Partway through with my fancy supplies  I've found that q-tips work just as well as tortillions for blending and they're a lot cheaper! Also, I hit the 3 week mark today with my broken wrist, and the doctors decided I can be in a smaller cast now!:clap: which is the one in the picture. The previous cast rubbed my skin raw so that's why my thumb looks so lovely:think:









And finished!


----------



## tinyliny

I usually photo my artwork on the floor, right next to a sliding glass door, but only when the sun is over the house on the other side, so not shining directly through that glass door. so, light is indirect.

also, be sure if you take with ipad or phone, that your device is perfectly parallel to the plane of the drawing, so no perspective lines (like your first photo of the bird drawing).

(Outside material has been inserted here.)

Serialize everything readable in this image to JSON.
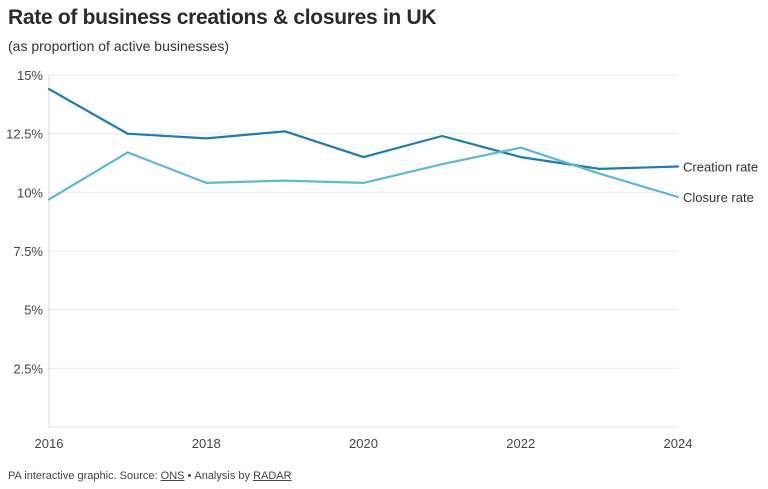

you may find you enjoy drawing on some colored paper, like gray or beige, so you can use both dark pencils and white ones.


----------



## RedDunPaint

tinyliny said:


> I usually photo my artwork on the floor, right next to a sliding glass door, but only when the sun is over the house on the other side, so not shining directly through that glass door. so, light is indirect.
> 
> also, be sure if you take with ipad or phone, that your device is perfectly parallel to the plane of the drawing, so no perspective lines (like your first photo of the bird drawing).
> 
> you may find you enjoy drawing on some colored paper, like gray or beige, so you can use both dark pencils and white ones.


Thanks for the tips! And my problem is that I often draw at night and like to take pictures when I finish it so I have no natural light:lol: If I'm taking official pictures to use to sell my art then I take the steps you recommended :mrgreen: For my art journal I'm just snapping pictures and calling it good ;-) 

And I've been wanting to experiment with some dark paper and light pencils so the values are backwards. The in-between colors like gray would be fun too! But that means I'd have to buy different paper and pencils, so I'm just sticking with plain paper and pencils for now haha


----------



## RedDunPaint

It has been quite a while since I've posted my art on here...whoops :lol:

I have done quite a bit so I'm going to post a mass grouping of my work and then hopefully I can stay more updated...I have lots of pictures from my big trip to Europe that I want to paint and Christmas is coming up so I'm sure I will not be short of work!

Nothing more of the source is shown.